Should You Post Your Biomedical Paper to A Preprint Repository?
Based on everything I have read over recent months, my answer to the title question would have to be a resounding Yes! With one major caveat that I’ll discuss at the end of this post.
A preprint is an advanced draft of your full paper which has not yet been submitted to a journal. Upon reaching this stage in your writing process, you can choose to submit your manuscript to a journal, or to upload it to a preprint repository.
Currently, the repository that is relevant to manuscripts authored by biomedical professionals is Bioarxiv which has been operated by Cold Spring Harbor Laboratory since 2013.
A paper that is uploaded to Bioarxiv, undergoes a very cursory check to ascertain that it is scientific, not plagiarized and does not pose any immediately-obvious risk and then, it becomes available for reading by the public, without any peer-review. This can happen within a day of uploading the manuscript. The uploaded article can be cited (it is assigned a digital object identifier; DOI), and readers can comment on it. Bioarxiv expands the exposure of uploaded preprints by posting links on twitter, providing your peers with a more accessible and familiar user-interface option for commenting on your paper.
The main advantage to this type of exposure is the feedback that you could potentially receive from researchers in your field or from those with complimentary interests. You can use comments to improve your manuscript much faster than the full review process of a journal would entail, potentially increasing your chances of being accepted for publication. You can later upload a revised version of the paper for another round of comments from your peers, which will be available alongside your originally-posted draft.
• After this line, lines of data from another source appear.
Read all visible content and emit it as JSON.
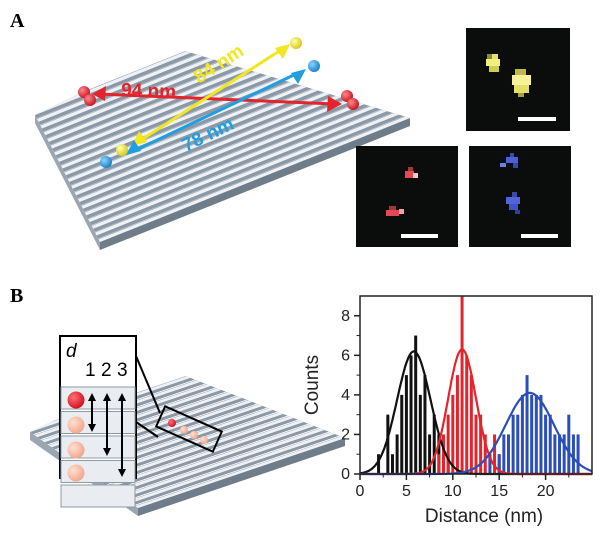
{
  "panels": {
    "a_label": "A",
    "b_label": "B"
  },
  "panel_a": {
    "distances": [
      {
        "label": "94 nm",
        "color": "#e4242c"
      },
      {
        "label": "84 nm",
        "color": "#f3e51e"
      },
      {
        "label": "78 nm",
        "color": "#1f9ee0"
      }
    ],
    "micrograph_colors": {
      "yellow": "#f2ef7a",
      "red": "#e44a55",
      "blue": "#4a5fd8"
    }
  },
  "panel_b": {
    "inset": {
      "d_label": "d",
      "positions": [
        "1",
        "2",
        "3"
      ]
    }
  },
  "chart_data": {
    "type": "bar",
    "xlabel": "Distance (nm)",
    "ylabel": "Counts",
    "xlim": [
      0,
      25
    ],
    "ylim": [
      0,
      9
    ],
    "xticks": [
      "0",
      "5",
      "10",
      "15",
      "20"
    ],
    "yticks": [
      "0",
      "2",
      "4",
      "6",
      "8"
    ],
    "series": [
      {
        "color": "#111111",
        "x": [
          2,
          3,
          3.5,
          4,
          4.5,
          5,
          5.5,
          6,
          6.5,
          7,
          7.5,
          8,
          8.5,
          9,
          9.5
        ],
        "values": [
          1,
          3,
          1,
          2,
          4,
          5,
          6,
          7,
          4,
          5,
          2,
          3,
          2,
          1,
          1
        ],
        "fit": {
          "mean": 5.8,
          "sd": 1.8,
          "amp": 6.2
        }
      },
      {
        "color": "#e4242c",
        "x": [
          8.5,
          9,
          9.5,
          10,
          10.5,
          11,
          11.5,
          12,
          12.5,
          13,
          13.5,
          14,
          14.5,
          15
        ],
        "values": [
          1,
          2,
          3,
          4,
          5,
          9,
          6,
          5,
          3,
          3,
          2,
          1,
          2,
          1
        ],
        "fit": {
          "mean": 11,
          "sd": 1.5,
          "amp": 6.3
        }
      },
      {
        "color": "#2b4eb8",
        "x": [
          14,
          15,
          15.5,
          16,
          16.5,
          17,
          17.5,
          18,
          18.5,
          19,
          19.5,
          20,
          20.5,
          21,
          21.5,
          22,
          22.5,
          23,
          23.5
        ],
        "values": [
          1,
          1,
          2,
          2,
          3,
          3,
          4,
          5,
          4,
          4,
          4,
          3,
          3,
          2,
          2,
          2,
          3,
          2,
          2
        ],
        "fit": {
          "mean": 18.3,
          "sd": 2.6,
          "amp": 4.1
        }
      }
    ]
  }
}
I have previously discussed at length the choice of target journals for publication based on the goals of publishing your article (here and here). If your goal is to establish collaborations, then a discussion of work that is not yet final, fostered in the setting of such a repository, can serve as a good starting point for a collaboration. If your work is on a very “hot” topic, uploading to a repository has the added benefit of providing your manuscript with a time stamp, reducing the risk of being “scooped”. In a very interesting and informative blog post, Prof. James C. Coyne has mentioned that journal editors now look through preprint repositories and may be inclined to invite you to submit your paper for publication in their journals. However, I assume this is only relevant to manuscripts reporting on high-impact research that would have no trouble being accepted irrespective of the preprint posting. Of note, Bioarxiv is a general life-sciences repository and is not focused on medical and/or clinical research. It currently accepts only clinical manuscripts reporting on studies in Epidemiology or on Clinical Trials. Plans to launch a clinical preprint repository called MedArXiv have been recently announced by the Yale School of Medicine. In the ScienceNews report on the announcement, responses to the plan were described as being “mixed”. While the value of such a repository for promoting clinical research was acknowledged, some have expressed concerns that exposure of clinical research data to the public without peer review can be hazardous to patients.
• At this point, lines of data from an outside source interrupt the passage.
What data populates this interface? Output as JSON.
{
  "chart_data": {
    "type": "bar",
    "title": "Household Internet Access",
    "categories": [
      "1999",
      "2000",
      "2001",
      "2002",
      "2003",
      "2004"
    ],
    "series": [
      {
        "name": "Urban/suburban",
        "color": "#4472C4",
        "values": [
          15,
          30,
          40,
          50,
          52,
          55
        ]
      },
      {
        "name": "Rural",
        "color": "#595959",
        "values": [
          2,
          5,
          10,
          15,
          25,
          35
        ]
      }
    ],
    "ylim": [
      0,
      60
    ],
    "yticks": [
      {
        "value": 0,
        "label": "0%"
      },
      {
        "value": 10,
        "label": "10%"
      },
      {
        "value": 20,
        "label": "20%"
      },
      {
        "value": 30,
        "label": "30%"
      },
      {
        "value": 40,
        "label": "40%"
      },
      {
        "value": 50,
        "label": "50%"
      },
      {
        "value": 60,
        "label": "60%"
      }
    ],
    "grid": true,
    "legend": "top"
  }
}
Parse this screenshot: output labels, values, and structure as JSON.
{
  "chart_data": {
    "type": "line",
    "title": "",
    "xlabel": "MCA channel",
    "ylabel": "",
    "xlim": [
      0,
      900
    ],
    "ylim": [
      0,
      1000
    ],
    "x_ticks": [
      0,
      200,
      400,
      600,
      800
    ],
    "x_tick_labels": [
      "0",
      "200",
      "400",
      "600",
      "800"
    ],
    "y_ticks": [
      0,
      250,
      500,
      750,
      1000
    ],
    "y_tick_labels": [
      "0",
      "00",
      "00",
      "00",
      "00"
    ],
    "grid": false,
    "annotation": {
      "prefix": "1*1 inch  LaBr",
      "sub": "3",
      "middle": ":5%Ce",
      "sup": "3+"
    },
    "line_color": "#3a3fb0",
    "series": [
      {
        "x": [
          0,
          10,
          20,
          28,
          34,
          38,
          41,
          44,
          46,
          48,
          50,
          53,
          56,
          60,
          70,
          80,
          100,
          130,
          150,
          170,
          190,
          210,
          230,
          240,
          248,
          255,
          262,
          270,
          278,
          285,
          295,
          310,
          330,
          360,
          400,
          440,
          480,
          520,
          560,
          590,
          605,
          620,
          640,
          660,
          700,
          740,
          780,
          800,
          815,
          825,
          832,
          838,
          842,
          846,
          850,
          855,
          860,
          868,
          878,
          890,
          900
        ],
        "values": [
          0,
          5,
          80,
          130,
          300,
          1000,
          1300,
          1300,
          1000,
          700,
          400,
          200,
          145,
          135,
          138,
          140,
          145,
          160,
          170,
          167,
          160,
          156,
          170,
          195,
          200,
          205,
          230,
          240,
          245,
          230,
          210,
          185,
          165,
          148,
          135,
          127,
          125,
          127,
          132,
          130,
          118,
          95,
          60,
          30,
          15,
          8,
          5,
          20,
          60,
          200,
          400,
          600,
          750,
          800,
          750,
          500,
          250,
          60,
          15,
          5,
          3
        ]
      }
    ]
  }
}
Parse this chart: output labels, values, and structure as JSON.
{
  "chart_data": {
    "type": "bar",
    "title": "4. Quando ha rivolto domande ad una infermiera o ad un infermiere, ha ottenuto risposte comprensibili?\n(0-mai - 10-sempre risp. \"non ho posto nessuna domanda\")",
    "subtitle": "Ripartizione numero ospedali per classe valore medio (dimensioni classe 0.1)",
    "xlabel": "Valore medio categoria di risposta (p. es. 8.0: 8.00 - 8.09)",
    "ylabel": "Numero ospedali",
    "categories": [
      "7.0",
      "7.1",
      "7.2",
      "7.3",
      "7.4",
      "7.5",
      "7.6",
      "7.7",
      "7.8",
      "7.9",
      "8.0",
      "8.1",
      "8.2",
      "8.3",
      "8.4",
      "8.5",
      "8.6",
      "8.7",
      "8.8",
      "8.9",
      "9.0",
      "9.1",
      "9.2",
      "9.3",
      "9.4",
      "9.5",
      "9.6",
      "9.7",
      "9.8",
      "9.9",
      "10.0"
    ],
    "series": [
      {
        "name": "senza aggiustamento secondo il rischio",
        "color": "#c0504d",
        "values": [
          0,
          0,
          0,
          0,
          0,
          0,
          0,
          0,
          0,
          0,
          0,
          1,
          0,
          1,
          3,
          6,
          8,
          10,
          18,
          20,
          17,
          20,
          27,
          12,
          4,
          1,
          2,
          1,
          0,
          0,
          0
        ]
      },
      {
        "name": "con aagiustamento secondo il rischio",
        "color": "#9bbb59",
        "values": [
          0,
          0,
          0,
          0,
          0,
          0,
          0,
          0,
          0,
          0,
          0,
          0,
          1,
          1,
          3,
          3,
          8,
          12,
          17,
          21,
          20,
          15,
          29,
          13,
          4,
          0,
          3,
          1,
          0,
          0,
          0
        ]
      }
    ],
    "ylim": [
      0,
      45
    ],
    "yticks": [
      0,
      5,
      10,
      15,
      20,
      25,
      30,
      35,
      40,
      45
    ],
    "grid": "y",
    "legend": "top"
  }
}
My personal opinion on this matter is that scientific results should be shared, and the more transparency, the better. As it stands, results of successful industry-sponsored clinical studies are made public through press releases a long time before any peer-reviewed articles are published. The hazard of premature exposure of results in a clinical preprint repository may be more relevant to smaller clinical studies, whether industry-sponsored or academic, that do not get press-releases. Still, I believe that the potential benefit of disseminating important information to researchers, and promoting fruitful discussions, outweighs this risk. Moreover, a member of the public reading results on such a server will be able to critically-assess them with the help of comments pointing out any study-design and result-interpretation flaws.
The one caveat to my glowing recommendation is the fact that some journals may consider this to be “prior publication” and in non-compliance with the journal’s ethical publication policies. There is a continuously-updated list of journals that allow posting of preprints in Wikipedia. Note that the Bioarxiv policy does not allow removal of manuscripts from the repository and you will not be able to take down your post for the purpose of submitting the paper to a journal that does not accept pre-posted manuscripts. Thus, if you already have a specific submission target in mind, make sure that it accepts manuscripts that have been posted in some version on preprint servers, using the Wikipedia list or through direct communication with the editorial staff. Upon submission to a journal, the fact that the paper has been posted in the repository must be clearly stated in the letter to the editor. You can include a link to your uploaded manuscript as reference in your letter.